While I was committed to adding peppers, I didn't want lengths of slimy peppers in the mix; a nice dice of peppers seemed a better option. Once they're that small, though, they take only a couple of minutes to cook, and a minute more to char a bit, so I just throw them in after the potatoes are browned, but before the rest of the ingredients, and they steam and char a bit quite nicely.
Some Crispy Eggs and Some Zippy Condiment, To Serve
While I like to eat Libby's corned beef hash with poached eggs, the better to create an almost completely homogenous mixture of mush, I like eating this hash with crispy fried eggs. There's still a nice and gooey yolk to mix into the potatoes and meat, and the crispy whites play nicely with the crispy bits of potatoes, onions, and corned beef. While hot sauce is a perfectly acceptable condiment to pass alongside, I also like eating it with a basic chimichurri, which gives you the acidity of a hot sauce, and some heat (I like to spike mine with a few sliced hot green chiles), along with the uplifting notes of fresh herbs.
Combine potatoes, water, 1 tablespoon (9g) salt, and vinegar in a pot and bring to a boil over medium-high heat. Reduce heat to maintain a simmer and cook for 4 minutes; potatoes will still be quite firm. Drain potatoes and let cool for at least 15 minutes.

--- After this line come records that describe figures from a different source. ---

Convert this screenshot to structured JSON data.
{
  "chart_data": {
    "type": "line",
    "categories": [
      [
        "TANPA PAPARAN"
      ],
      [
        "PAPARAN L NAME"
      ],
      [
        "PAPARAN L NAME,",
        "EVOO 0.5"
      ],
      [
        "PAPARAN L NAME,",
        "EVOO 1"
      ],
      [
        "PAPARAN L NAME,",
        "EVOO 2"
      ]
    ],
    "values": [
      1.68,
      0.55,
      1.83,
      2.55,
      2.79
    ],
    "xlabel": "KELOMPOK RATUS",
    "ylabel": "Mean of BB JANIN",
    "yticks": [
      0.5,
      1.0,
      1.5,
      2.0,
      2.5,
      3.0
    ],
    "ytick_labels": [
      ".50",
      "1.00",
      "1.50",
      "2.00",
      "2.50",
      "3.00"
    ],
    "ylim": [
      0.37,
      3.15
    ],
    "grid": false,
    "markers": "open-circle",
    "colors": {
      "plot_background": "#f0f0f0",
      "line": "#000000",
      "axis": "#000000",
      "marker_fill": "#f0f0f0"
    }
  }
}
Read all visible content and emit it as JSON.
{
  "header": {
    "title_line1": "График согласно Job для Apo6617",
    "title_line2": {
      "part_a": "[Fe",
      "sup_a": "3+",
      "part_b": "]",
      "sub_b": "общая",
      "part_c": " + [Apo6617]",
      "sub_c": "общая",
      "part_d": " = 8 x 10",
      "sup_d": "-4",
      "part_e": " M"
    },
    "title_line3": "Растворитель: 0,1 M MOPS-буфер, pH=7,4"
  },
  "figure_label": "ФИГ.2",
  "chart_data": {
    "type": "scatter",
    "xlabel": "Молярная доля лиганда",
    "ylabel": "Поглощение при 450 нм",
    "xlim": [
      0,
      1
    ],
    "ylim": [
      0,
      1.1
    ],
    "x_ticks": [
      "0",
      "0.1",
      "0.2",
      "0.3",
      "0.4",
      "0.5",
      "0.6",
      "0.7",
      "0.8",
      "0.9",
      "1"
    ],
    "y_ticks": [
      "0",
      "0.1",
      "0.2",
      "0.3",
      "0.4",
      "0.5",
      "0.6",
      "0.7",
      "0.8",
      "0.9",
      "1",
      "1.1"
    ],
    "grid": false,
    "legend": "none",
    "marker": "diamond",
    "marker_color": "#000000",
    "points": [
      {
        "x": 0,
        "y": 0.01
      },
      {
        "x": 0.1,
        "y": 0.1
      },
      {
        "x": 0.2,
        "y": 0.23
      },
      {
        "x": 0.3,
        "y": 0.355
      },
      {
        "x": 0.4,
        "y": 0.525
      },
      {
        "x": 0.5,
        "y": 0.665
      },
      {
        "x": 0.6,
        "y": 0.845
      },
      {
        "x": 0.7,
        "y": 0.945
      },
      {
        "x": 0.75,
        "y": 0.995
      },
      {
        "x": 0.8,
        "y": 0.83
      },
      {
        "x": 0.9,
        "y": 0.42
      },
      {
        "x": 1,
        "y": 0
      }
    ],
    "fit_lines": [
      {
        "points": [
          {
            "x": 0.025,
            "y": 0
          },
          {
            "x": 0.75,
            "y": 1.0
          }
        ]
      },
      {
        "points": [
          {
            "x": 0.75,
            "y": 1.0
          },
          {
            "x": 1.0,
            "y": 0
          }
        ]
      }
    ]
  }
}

Melt butter in a 10-inch cast iron pan over medium-high heat. Once butter stops foaming, add onions along with 1/4 teaspoon (1g) of salt and stir to thoroughly coat onions in fat. Cook, stirring frequently, until larger pieces of onion soft and translucent and smallest pieces of onion are browning and threatening to char, about 4 minutes. Using tongs or slotted spoon, transfer onions to small bowl, leaving as much butter as possible in the pan.
Add diced corned beef fat to pan and cook, stirring frequently, until it renders all of its liquid fat and bits and pieces are very crisp, about 2-3 minutes. Using tongs or slotted spoon, transfer crispy bits to bowl with onions, leaving as much fat as possible in the pan.
Add the now-cool potatoes to the pan and, using a wooden spoon, pack the cubes down into a single layer. Cook without stirring for 3-4 minutes. Toss potatoes, using wooden spoon to assist you, then pack them down again and cook, without stirring , 2-3 minutes. Toss potatoes again, pack down again, and cook, without stirring, 2-3 minutes. The potatoes should be relatively evenly browned and crisp.
Add diced green bell pepper to pan, toss with potatoes to distribute. Using the wooden spoon, pack mixture down in a single layer and cook, without stirring, until some pepper pieces begin to char, 2 minutes.
Add cooked onions, corned beef fat, and shredded corned beef, and toss to combine. Using wooden spoon, pack mixture down into the pan, being careful not to break up potatoes. Cook, without stirring, until shreds of parts of mixture in contact with the bottom of the pan become crisp and slightly charred, 2 minutes. Toss mixture before serving to distribute crispy bits more seamlessly into the mix. Serve immediately with crispy fried eggs and chimicchuri on the side.
10-inch cast iron pan, 3-quart saucier, wooden spoon, tongs
You can use a russet potato, if you like, cut into the same dice. Adjust the parcooking time for the potatoes in Step 1 to 6 minutes.
Make-Ahead and Storage
Surprisingly enough, corned beef hash keeps quite well in the refrigerator, and cold corned beef hash is delicious when eaten straight out of a tupperware while standing in front of your refrigerator. In a sealed container, corned beef hash will keep for up to one week in the refrigerator.